( primera parte)

La ejecución pública ha congregado a medio Madrid en la Plaza de la Cebada. El bullicioso mercado allí situado, hoy no lo es tanto. «Patatas nuevas a céntimo», vocea con eco una vendedora apresurada por regresar a su pueblo. Mientras tanto, los puestos de tocino y chacinas se encuentran todavía cubiertos por lonas y con los encargados mezclados entre la multitud que ahora dirige su atención hacia el otro extremo de la explanada. 

Todo ese gentío, que apenas ha permitido un pasillo por el que alguaciles, confesor, verdugo y reo han podido pasar hasta el cadalso, deja escuchar un zumbido contenido, algo muy parecido al rumor de una ola producido por los cuchicheos de unos y otros. 

El condenado sube los peldaños de madera con lentitud, mirando hacia el suelo y con las cuentas de madera del rosario entre las manos. El patíbulo está situado a un costado de la Fuente de la Abundancia, por la que cada uno de sus cuatro caños casi no sale agua. Más arriba, se encuentra la calle Toledo con la iglesia de San Isidro, sitio en el que hace poco más de un lustro ocurrió la refriega contra el invasor francés. Entonces, un niño de solo once años se enfrentó a los mamelucos y de un tajo le arrebataron la vida. En poco menos de una hora, un religioso, el padre Sanvítores, morirá ahorcado en nombre del rey Fernando VII. Empiezan a caer algunas gotas de lluvia que ensucian el empedrado, es una mañana gris de agosto a la vez que muy calurosa.

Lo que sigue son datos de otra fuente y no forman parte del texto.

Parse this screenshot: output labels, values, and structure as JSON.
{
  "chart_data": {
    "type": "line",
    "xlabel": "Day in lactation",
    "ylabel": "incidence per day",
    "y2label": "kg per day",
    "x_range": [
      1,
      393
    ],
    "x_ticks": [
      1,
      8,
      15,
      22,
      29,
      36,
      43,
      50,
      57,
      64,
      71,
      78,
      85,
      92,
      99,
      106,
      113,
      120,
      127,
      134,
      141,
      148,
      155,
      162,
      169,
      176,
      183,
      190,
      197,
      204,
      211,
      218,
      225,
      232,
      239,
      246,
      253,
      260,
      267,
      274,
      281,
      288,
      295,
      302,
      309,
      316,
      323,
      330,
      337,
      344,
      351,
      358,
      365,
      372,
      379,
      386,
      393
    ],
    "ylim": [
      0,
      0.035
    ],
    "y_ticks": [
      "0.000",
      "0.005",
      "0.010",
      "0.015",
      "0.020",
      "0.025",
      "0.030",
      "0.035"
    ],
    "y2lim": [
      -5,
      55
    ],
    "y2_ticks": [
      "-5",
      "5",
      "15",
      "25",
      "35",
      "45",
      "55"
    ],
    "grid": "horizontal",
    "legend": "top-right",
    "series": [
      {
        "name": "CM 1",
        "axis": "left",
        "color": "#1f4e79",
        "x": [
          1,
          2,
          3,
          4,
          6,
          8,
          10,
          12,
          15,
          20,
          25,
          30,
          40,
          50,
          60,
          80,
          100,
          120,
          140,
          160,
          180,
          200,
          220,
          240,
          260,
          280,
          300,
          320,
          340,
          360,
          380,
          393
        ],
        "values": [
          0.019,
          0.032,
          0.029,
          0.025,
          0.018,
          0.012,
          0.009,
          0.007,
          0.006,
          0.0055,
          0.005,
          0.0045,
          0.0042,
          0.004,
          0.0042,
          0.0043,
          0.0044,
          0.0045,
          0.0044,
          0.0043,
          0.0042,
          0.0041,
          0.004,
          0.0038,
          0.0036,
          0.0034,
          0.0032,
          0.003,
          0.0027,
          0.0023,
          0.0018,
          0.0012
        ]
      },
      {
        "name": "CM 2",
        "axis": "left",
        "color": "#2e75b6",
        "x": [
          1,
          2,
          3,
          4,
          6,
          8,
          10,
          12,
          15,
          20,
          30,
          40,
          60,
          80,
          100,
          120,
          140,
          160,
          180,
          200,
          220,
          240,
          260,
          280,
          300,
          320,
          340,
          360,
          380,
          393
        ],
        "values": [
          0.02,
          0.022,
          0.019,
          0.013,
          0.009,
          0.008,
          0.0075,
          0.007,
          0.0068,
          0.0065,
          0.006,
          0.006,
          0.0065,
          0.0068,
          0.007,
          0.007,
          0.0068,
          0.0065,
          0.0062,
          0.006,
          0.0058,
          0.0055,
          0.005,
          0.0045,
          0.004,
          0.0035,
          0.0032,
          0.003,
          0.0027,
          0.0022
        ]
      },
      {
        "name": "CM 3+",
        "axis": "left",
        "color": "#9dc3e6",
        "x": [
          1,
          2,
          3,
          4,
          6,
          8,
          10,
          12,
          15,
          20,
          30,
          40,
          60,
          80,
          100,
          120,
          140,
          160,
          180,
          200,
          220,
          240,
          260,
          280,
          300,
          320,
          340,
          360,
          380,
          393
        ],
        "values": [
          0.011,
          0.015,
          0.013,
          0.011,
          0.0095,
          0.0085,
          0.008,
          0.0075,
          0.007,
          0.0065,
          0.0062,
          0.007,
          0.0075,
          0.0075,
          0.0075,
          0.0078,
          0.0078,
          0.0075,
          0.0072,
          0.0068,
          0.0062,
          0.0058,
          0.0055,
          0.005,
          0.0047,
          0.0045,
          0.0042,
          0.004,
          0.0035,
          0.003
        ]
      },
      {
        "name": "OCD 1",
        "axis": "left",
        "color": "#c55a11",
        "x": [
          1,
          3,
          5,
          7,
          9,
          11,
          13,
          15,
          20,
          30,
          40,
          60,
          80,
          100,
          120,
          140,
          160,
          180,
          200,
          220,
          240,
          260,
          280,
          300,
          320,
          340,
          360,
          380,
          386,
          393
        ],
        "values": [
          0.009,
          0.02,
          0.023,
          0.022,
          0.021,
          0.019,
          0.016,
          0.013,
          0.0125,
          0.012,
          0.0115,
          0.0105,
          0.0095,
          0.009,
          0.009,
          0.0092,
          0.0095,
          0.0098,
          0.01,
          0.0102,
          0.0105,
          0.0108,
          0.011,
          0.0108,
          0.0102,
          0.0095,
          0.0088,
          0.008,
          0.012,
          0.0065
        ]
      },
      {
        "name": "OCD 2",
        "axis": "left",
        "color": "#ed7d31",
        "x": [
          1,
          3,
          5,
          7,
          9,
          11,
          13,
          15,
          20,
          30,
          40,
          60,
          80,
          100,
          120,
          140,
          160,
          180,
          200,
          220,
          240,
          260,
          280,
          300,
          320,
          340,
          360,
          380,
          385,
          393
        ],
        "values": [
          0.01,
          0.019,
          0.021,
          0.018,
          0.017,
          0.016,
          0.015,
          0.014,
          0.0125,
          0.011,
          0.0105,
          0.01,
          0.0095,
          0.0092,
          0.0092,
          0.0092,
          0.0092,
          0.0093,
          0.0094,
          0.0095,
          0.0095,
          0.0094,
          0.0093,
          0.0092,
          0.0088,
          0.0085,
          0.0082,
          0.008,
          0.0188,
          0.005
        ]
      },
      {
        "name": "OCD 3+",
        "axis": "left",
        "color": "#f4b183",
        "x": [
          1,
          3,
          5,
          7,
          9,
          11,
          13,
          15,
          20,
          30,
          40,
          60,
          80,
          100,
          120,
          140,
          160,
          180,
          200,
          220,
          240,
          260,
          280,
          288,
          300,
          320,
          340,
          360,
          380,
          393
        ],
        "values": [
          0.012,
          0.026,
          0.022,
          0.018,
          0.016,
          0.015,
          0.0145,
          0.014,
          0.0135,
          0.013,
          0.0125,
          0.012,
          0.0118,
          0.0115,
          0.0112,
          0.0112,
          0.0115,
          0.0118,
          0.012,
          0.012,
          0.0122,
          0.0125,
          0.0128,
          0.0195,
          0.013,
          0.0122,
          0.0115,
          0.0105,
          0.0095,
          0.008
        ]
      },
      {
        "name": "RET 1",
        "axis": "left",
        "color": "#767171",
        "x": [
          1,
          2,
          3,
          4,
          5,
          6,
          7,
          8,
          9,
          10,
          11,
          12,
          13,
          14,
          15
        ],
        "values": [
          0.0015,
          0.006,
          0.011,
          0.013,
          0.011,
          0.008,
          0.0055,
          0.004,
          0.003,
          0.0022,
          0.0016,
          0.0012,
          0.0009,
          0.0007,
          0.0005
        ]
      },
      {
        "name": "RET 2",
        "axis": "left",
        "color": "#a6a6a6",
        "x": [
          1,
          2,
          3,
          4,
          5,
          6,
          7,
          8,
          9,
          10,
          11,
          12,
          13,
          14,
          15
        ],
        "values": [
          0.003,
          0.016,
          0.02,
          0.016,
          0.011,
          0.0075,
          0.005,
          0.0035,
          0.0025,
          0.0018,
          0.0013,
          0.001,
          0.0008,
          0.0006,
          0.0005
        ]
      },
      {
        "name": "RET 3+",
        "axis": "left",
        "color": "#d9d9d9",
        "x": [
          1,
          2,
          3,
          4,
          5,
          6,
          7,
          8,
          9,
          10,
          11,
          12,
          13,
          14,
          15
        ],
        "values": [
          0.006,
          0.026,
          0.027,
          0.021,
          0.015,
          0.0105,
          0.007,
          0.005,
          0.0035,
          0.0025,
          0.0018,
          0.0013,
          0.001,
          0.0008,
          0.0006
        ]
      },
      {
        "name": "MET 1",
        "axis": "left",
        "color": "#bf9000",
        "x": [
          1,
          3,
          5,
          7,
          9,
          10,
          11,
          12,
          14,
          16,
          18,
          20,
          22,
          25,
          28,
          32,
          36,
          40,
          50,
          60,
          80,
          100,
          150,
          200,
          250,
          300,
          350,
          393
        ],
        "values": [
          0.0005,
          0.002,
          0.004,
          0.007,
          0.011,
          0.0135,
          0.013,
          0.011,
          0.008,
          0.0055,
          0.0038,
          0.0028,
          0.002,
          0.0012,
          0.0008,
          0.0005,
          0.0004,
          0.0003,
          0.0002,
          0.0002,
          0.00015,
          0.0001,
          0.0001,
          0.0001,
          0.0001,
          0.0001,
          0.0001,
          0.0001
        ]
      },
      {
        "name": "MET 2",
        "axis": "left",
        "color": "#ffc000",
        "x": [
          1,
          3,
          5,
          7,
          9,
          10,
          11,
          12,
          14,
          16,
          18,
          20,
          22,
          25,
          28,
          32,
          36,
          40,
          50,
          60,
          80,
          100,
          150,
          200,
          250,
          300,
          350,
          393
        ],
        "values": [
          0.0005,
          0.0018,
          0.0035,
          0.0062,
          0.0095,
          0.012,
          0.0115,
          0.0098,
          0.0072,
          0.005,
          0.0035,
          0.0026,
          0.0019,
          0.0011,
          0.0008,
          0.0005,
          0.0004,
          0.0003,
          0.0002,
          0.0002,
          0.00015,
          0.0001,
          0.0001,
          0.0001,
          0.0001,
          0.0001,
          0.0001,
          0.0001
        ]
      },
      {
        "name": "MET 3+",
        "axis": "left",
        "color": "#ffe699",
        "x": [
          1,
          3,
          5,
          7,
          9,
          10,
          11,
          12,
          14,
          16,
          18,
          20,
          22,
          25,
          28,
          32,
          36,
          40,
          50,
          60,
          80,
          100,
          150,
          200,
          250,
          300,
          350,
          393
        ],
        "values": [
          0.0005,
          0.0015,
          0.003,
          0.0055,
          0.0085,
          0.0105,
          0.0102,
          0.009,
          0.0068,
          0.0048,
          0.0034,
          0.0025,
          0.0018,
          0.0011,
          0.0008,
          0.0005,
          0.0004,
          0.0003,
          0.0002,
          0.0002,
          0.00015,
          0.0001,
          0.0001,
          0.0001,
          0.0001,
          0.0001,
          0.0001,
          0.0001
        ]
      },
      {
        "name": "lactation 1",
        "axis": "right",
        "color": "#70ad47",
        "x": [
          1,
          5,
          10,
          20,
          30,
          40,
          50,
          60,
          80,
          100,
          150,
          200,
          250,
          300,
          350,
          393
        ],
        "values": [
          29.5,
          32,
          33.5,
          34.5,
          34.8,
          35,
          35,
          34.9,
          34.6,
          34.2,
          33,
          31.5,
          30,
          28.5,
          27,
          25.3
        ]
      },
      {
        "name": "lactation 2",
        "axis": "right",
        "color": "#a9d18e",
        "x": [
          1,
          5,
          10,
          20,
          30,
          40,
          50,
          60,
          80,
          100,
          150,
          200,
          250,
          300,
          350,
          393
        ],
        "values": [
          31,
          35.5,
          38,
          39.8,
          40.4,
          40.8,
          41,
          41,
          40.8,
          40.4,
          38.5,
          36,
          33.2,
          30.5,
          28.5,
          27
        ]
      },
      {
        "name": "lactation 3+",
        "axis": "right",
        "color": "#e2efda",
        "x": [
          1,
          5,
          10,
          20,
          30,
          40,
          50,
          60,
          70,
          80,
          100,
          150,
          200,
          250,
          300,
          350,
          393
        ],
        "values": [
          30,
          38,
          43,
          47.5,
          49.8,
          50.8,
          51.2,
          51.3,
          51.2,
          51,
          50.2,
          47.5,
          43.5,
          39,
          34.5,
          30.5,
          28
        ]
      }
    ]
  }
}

El redoble de tambor avisa de la proximidad de la ejecución para que, a continuación, el alguacil lea la sentencia. Tras haber engolado la voz, cuando finaliza con «yo, el rey», levanta la vista del pergamino y, mirando al verdugo, asiente una sola vez indicándole que puede comenzar. Entre Credos y Miserere Mei el confesor impone sus manos sobre la cabeza de Sanvítores, que aun con la condición de clérigo retirada solo hace unos días por el arzobispo, confesó y comulgó al amanecer en prisión antes que lo trasladaran hasta aquel lugar. 

Absorto en sus propios rezos, Sanvitores termina la última decena, besa el pequeño crucifijo de plata y dirige los ojos hacia el cielo. Pero no ve la viga de madera de la que penden cuerda y soga, no siente las manos del ejecutor sobre sus hombros, ni tan siquiera cómo este intenta colocarle el capuz negro. En su retina, ocupando todo el cerebro, se encuentra la imagen de ella, de Josefa, su amante, con la que sabe pronto se reunirá. Se encuentra tranquilo, está en gracia de Dios igual que ella antes de morir, y sus almas podrán estar juntas en la eternidad acogidos por el Padre Supremo.

La lluvia se vuelve intensa, son goterones cargados de barro los que acompañan el último aliento del ajusticiado.